Pero es de advertir aquí el peligro de otra tentación agazapada, y es la de creer que por hallarnos en “los últimos tiempos” –que pueden durar tanto diez como quinientos años aún, lo cual frente a la eternidad sigue siendo un soplo– esto nos dispensaría del deber de reaccionar, resignando el dar batalla so pretexto de que “era de esperar que así sea todo”, sin tener en cuenta las advertencias de San Pablo a los Tesalonicenses [2]. La holgazanería fue uno de los mayores males sociales de la antigüedad, y aún seguramente, una de las causas del derrumbe del Imperio Romano. Los paganos que abrazaban la fe traían a la Iglesia el lastre de sus malas costumbres, y la excusa de la espera de la Parousía venía de maravillas para justificarse. Por ello San Pablo se dedicó, con palabra y el ejemplo, a corregirlo, llegando a mandar que “Si alguno no quiere trabajar, que tampoco coma. Porque nos hemos enterado que hay entre vosotros algunos que viven desordenadamente, sin trabajar nada, pero metiéndose en todo” (II Tes.3, 10-11).
Por eso es preciso, siempre, “trabajar”, y no limitarnos a denunciar los males. Aclaremos antes de proseguir, que estamos persuadidos de que también “rezar es combatir”, y no nos enmarcamos en las categorías de la “praxis” material únicamente, aunque por supuesto, no la descartamos en absoluto, bajo el peligro de caer en un pernicioso quietismo. Recordamos que el sentir del católico es aditivo (esto “y” aquello), y no disyuntivo, como el protestante (“o” esto o aquello).

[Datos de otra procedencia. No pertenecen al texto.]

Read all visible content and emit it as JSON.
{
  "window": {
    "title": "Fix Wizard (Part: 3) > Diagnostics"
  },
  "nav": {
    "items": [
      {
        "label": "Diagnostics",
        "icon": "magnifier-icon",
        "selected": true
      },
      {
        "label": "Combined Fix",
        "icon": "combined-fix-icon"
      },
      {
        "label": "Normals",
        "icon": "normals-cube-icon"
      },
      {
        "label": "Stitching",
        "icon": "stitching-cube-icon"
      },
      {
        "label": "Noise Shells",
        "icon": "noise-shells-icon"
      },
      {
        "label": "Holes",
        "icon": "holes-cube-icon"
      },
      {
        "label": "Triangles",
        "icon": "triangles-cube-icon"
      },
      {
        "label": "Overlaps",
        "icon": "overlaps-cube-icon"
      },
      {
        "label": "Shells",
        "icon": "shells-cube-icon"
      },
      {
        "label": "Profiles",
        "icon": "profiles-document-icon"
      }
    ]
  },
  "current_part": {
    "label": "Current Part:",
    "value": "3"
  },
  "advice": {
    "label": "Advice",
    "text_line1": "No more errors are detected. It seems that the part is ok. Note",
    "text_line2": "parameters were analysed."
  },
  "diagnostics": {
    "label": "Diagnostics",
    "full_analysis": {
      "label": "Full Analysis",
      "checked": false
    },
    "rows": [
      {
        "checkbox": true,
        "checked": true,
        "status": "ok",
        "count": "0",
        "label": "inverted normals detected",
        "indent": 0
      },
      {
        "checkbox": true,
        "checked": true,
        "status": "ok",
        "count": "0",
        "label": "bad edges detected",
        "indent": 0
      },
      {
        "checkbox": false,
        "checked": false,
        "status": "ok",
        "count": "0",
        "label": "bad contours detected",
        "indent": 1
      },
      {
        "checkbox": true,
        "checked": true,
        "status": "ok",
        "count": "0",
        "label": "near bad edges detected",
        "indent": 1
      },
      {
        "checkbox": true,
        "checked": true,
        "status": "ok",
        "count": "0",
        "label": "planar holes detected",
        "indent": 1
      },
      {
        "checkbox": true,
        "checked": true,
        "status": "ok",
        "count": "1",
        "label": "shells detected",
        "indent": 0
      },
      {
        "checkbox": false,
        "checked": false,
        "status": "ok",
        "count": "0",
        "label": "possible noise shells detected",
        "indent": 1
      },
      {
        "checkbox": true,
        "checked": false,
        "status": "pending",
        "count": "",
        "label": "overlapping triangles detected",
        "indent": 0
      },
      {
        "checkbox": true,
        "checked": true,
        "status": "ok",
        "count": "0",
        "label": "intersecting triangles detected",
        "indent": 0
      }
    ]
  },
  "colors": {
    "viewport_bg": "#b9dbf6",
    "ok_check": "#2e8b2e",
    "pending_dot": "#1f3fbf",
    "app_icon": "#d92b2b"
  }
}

¿Y cómo “trabajar” eficazmente? Que el árbol no nos impida ver el bosque, como dice el dicho popular, y no nos encerremos en pensar que la persecución que recién comienza, es sólo nuestra. La Comunión de los Santos no es un artículo bonito para recitar cada domingo, ni meramente para explicar en catequesis, sino una realidad firmísima, potente, para vivir cada instante ahondando en sus riquezas. Por ella no solamente nunca estamos solos, pues la comunión es presencia viva a nuestro lado de legiones de santos –de hombres y mujeres muy bien definidos– que ya libraron el buen combate, y supieron vencer. La comunión debe traducirse en comunicación familiar, y cotidiana, más allá de saber las efemérides, recorriendo los pasos de quienes nos precedieron, pisando “firme” en ellas. Son luceros.

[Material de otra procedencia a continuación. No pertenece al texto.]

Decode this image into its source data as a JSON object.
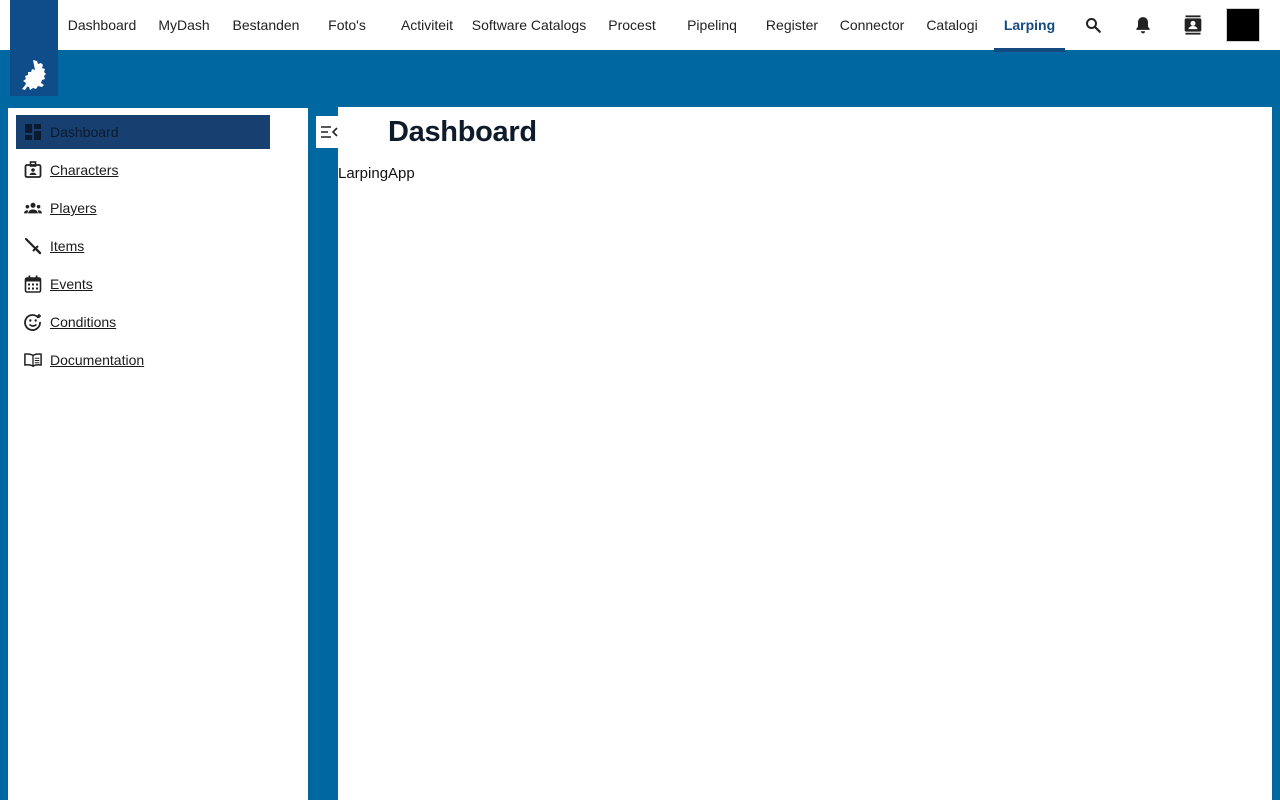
{
  "topnav": {
    "items": [
      {
        "label": "Dashboard"
      },
      {
        "label": "MyDash"
      },
      {
        "label": "Bestanden"
      },
      {
        "label": "Foto's"
      },
      {
        "label": "Activiteit"
      },
      {
        "label": "Software Catalogs"
      },
      {
        "label": "Procest"
      },
      {
        "label": "Pipelinq"
      },
      {
        "label": "Register"
      },
      {
        "label": "Connector"
      },
      {
        "label": "Catalogi"
      },
      {
        "label": "Larping"
      }
    ],
    "active": "Larping",
    "icons": [
      "search-icon",
      "bell-icon",
      "contacts-icon"
    ]
  },
  "sidebar": {
    "items": [
      {
        "label": "Dashboard",
        "icon": "dashboard-icon"
      },
      {
        "label": "Characters",
        "icon": "badge-icon"
      },
      {
        "label": "Players",
        "icon": "people-icon"
      },
      {
        "label": "Items",
        "icon": "sword-icon"
      },
      {
        "label": "Events",
        "icon": "calendar-icon"
      },
      {
        "label": "Conditions",
        "icon": "face-icon"
      },
      {
        "label": "Documentation",
        "icon": "book-icon"
      }
    ],
    "active": "Dashboard"
  },
  "main": {
    "title": "Dashboard",
    "app_name": "LarpingApp"
  },
  "colors": {
    "brand": "#0067a1",
    "logo_bg": "#0f4d8a",
    "active_bg": "#173f70",
    "active_text": "#154a80"
  }
}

Por eso es necesario para imitar y seguir, primero conocer. A veces se está muy presto para inventar y proponer, como si la Tradición no tuviera nada que decirnos, o ya estuviera todo superado, cuando es allí, en cambio, donde podemos encontrarnos con aquellos hermanos, que saben y pueden acompañarnos. Las iniciativas humanas serán múltiples, con la asistencia debida del Espíritu Santo. Marta (la acción) y María (contemplación) de Betania no admiten la dialéctica. Los grandes hombres de nuestra historia patria no vacilaban en entregar a Nuestra Señora el bastón de mando y nombrarla Generala antes de acometer las grandes batallas: de una sola pieza, no concebían divisiones entre su fe y sus obras. Es innegable, pues, que como sostén de nuestras fuerzas, la liturgia y las prácticas de piedad serán siempre los “canales” por donde circule la “sangre” de este Cuerpo que formamos todos los miembros.
Por esto nos parece pertinente preguntarnos acerca del espíritu que habrá de animar nuestras acciones, sea cual fuere nuestro puesto.

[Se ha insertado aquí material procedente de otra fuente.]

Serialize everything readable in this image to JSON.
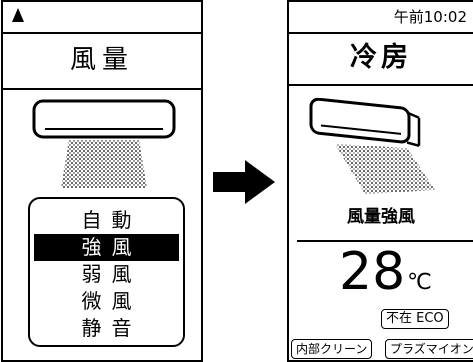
{
  "left_screen": {
    "title": "風量",
    "options": [
      {
        "label": "自動",
        "selected": false
      },
      {
        "label": "強風",
        "selected": true
      },
      {
        "label": "弱風",
        "selected": false
      },
      {
        "label": "微風",
        "selected": false
      },
      {
        "label": "静音",
        "selected": false
      }
    ],
    "icons": [
      "signal-icon",
      "air-conditioner-icon",
      "airflow-icon"
    ]
  },
  "transition": {
    "icon": "right-arrow-icon"
  },
  "right_screen": {
    "time": "午前10:02",
    "mode": "冷房",
    "fan_setting": "風量強風",
    "temperature": {
      "value": "28",
      "unit": "℃"
    },
    "badges": {
      "away_eco": "不在 ECO",
      "internal_clean": "内部クリーン",
      "plasma_ion": "プラズマイオン"
    }
  }
}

En una hermosa obra del padre José María Iraburu, insuficientemente difundida y aprovechada, “Oraciones de la Iglesia en tiempos de aflicción” , se presenta un panorama riquísimo de criterios y modelos históricos precisos para “trabajar” en tiempos como los que nos toca atravesar, de singular gravedad.
Sabemos que Israel es modelo perenne y perfecto de súplica para el Pueblo de Dios, como lo reconoce siempre en su liturgia. Es importante, pues, reconocer las siete notas de la oración bíblica para revisar nuestra vida de piedad.
Aquí nos limitamos a enunciarlas, recomendando vivamente la lectura de la obra mencionada:
- El reconocimiento de la gravedad de los males que se padecen. Reconozcamos siempre que los falsos profetas nunca quieren ver “lo negativo” e insisten en decirnos que “vamos muy bien” palmeándonos el hombro…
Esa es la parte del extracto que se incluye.